Coats, a pediatrician in the county for the past 25 years, said her relationships with local families defines how she plans to represent the county.
“I bring a new voice and perspective,” Coats said. “I’ve seen families and children from all backgrounds. I can represent a group of people that has not been represented in the past.”
Furr, 62, said he decided to run after witnessing wasteful spending among county leaders, although he didn’t list specifics.
“I’ve seen a lot of waste I didn’t agree with, ‘throwing good money after bad,’ ” Furr said.
Owner of Pro Tire in Albemarle since 1987, Furr said he wants to use his business acumen as a county commissioner.
Both Coats, the race’s only female candidate, and Furr are new to politics.
District 4 is shaping into an interesting race, too. Both candidates are making their maiden campaigns for elected office. Republican Zachary D. Almond and Democrat Mike Lambert are vying for the seat.
Despite their political differences, they share similar ideas.
Once incumbent Gene McIntyre decided against re-election, Almond, 24, was enticed to run as his party’s replacement.
“I want to serve,” Almond said. “I felt I had the ability.”
Despite his youth, he has been politically active within the Republican Party.
In addition to serving as a district vice chairman for the state GOP, Almond previously served as chairman of the N.C. Federation of College Republicans in 2015-16.
Almond’s campaign platform is focused on improving the county’s economic landscape.
“For far too long we’ve lost too many people because of a lack of economic opportunities,” he said. “A lot of people will go away and not comeback,” he added about county residents leaving for better jobs.
Almond’s economic priorities include bringing broadband to the county and lessening code restrictions for developers and builders.
“Some of the regulations are necessary, but others are too restrictive,” Almond said. Contractors don’t like to do business here because it’s too restrictive.”
Lambert, of Richfield, the other Democrat candidate for commissioner, also ranks broadband among his priorities along with expanded infrastructure.
Although new to politics, Lambert, 58, has spent his career working in local government.

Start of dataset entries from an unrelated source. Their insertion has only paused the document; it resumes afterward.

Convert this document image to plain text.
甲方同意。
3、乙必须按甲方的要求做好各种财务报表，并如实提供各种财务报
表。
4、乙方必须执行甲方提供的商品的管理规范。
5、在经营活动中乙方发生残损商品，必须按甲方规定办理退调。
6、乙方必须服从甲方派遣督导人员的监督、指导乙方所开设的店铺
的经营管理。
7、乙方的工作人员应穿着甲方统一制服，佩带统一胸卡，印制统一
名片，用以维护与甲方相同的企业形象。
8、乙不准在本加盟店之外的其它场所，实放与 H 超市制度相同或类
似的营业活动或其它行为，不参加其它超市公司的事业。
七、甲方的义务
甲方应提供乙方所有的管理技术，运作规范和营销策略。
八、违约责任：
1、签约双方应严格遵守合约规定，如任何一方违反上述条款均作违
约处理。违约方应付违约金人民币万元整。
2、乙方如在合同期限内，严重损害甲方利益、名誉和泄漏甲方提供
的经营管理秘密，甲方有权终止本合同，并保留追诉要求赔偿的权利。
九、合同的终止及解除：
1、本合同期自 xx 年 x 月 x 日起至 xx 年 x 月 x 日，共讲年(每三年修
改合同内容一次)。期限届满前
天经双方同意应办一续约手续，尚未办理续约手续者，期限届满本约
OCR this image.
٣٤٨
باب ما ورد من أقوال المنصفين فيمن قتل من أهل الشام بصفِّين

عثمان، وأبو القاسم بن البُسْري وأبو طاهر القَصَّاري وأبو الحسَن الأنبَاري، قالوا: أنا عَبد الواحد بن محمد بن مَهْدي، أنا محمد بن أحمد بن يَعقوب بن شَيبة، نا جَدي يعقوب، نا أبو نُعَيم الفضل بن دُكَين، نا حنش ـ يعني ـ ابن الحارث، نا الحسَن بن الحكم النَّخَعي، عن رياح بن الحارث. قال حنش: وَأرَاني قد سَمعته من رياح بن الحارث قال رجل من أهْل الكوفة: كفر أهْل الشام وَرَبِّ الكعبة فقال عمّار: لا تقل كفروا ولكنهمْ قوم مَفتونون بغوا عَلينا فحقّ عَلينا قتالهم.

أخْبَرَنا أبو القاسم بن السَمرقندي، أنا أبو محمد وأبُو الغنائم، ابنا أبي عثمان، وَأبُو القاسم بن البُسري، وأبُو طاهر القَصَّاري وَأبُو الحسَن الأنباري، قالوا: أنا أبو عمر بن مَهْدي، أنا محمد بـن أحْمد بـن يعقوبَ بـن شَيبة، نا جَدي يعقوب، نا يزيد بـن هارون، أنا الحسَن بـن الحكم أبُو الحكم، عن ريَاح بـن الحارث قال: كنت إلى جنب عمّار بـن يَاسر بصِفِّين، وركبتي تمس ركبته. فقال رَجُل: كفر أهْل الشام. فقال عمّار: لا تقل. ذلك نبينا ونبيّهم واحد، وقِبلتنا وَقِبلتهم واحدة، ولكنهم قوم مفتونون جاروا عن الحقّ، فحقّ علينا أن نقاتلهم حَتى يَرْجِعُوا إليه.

After retiring as the director of public works for the city of Albemarle, he is presently employed as director of transportation for Stanly County Schools.
He also served 10 years on the county’s zoning and planning board.
“I am running for county commissioner to give back to Stanly County the knowledge and experience I’ve obtained throughout my 30-plus year career in local government,” Lambert said.
As a commissioner, he wants to bridge relationships with all of the county’s municipalities.
“I want to work with business and municipal leaders to strengthen Stanly County’s economy and create jobs,” Lambert said.
He advocates improved funding for the school system.
Almond said he supports the proposed quarter-cent sales tax earmarked for school safety.
But he also hopes SCS will bolster its course offerings, though county commissioners do not have the authority to enact.
Joining Lambert as a school system insider running for commissioner is Barbee. He served 10 years on the Board of Education.
After defeating incumbent Scott Efird in the GOP primary, Barbee gets a free pass in the general election as the District 1 representative.
Although his first time on the board of commissioners, the 69-year-old Stanfield resident first ran for the seat in 2014, a losing bid to Efird.
“I felt like for a long time they needed a board member who knew what was going on in the school system,” Barbee said. “I just want to give the schools a voice.”